President Donald Trump’s coronavirus vaccine czar said on Sunday that he will meet with President-elect Joe Biden this week to discuss vaccine rollouts expected in the U.S. this month.
Dr. Moncef Slaoui, chief advisor of Operation Warp Speed, said in late November that he had not met Biden or had any contact regarding a transition process and vaccine distribution plan.
Those comments in November came the day before the Trump administration formally began the transition process after weeks of stonewalling, finally giving the Biden team access to resources and information.
Slaoui will be the latest top health official to meet with the Biden team as the transition gets underway. Dr. Anthony Fauci, director of the National Institute of Allergy and Infectious Disease, agreed to serve as Biden’s chief medical advisor last week and met with the incoming administration.
The president-elect has criticized the Trump administration’s vaccine rollout plan and said he’s seen no detailed plan to distribute a vaccine to states.
“There is no detailed plan that we’ve seen, anyway, as to how you get the vaccine out of a container, into an injection syringe, into somebody’s arm,” Biden said in Delaware last week.
Slaoui pushed back on Biden’s remarks in an interview with CNN’s “State of the Union” on Sunday morning, arguing there is a detailed distribution plan but Biden’s transition team hasn’t yet been fully briefed.
Biden said he would mandate masking wearing on all federal property and interstate transportation when sworn in, and would also ask people to wear a mask for 100 days to mitigate the virus’ spread.
The U.S. is reporting a weekly average of more than 2,000 coronavirus deaths every day, the worst death toll since the pandemic began, according to data from Johns Hopkins University, as infections surge across the country and record hospitalizations add pressure on the health-care system.
Slaoui said he thinks a vaccine will be long lasting, between 2 to 3 years, “prolonging our protection for many years.” In a separate interview on CBS’ “Face the Nation,” Slaoui said he’s confident that the Pfizer and Moderna vaccines are safe with “no serious adverse side effects” reported from trials.

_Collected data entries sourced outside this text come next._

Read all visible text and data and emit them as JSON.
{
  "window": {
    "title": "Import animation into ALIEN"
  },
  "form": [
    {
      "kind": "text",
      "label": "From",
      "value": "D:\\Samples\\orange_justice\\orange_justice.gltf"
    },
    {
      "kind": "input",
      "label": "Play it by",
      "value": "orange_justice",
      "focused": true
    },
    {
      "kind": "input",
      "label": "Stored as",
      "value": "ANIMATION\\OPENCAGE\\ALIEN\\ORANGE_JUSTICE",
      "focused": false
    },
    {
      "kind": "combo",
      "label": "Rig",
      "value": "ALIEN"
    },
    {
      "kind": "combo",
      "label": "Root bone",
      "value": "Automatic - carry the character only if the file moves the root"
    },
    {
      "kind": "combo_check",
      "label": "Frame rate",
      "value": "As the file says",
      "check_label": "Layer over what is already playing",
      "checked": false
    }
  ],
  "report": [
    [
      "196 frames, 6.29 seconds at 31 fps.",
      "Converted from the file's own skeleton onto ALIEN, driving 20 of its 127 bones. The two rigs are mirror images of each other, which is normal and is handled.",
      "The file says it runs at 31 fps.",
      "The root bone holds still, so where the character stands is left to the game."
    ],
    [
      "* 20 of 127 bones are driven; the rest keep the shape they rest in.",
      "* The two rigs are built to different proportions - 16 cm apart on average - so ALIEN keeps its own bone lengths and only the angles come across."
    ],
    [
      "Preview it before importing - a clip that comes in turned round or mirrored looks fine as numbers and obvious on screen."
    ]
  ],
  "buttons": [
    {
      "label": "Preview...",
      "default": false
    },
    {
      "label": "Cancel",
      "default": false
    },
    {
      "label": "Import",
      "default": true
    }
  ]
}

“It’s absolutely vital that everybody take comfort in the fact that we have light at the end of the tunnel, and find the energy in that to continue to wear our masks, distance, wash our hands, pay attention to what we’re doing to make sure we’re there by the spring to benefit from the vaccine,” Slaoui said.
The first shipment of vaccines will start the day after the U.S. Food and Drug administration authorizes the vaccine in the U.S., according to Slaoui. The FDA is set to hold hearings on whether or not to authorize the Pfizer and Moderna vaccines later this month.
“Based on the data that I know, I expect the FDA to make a positive decision,” Slaoui said. “But of course, it’s their decision.”
U.S. Department of Health and Human Service Alex Azar on Sunday told ABC’s “This Week” that Americans could see an FDA authorization within days and he expects a “more general” vaccination in February and March.
However, health researchers warn that Covid-19 deaths could nearly double by April even with a nationwide vaccine rollout and that simply increasing mask-wearing would save 66,000 lives by April 1.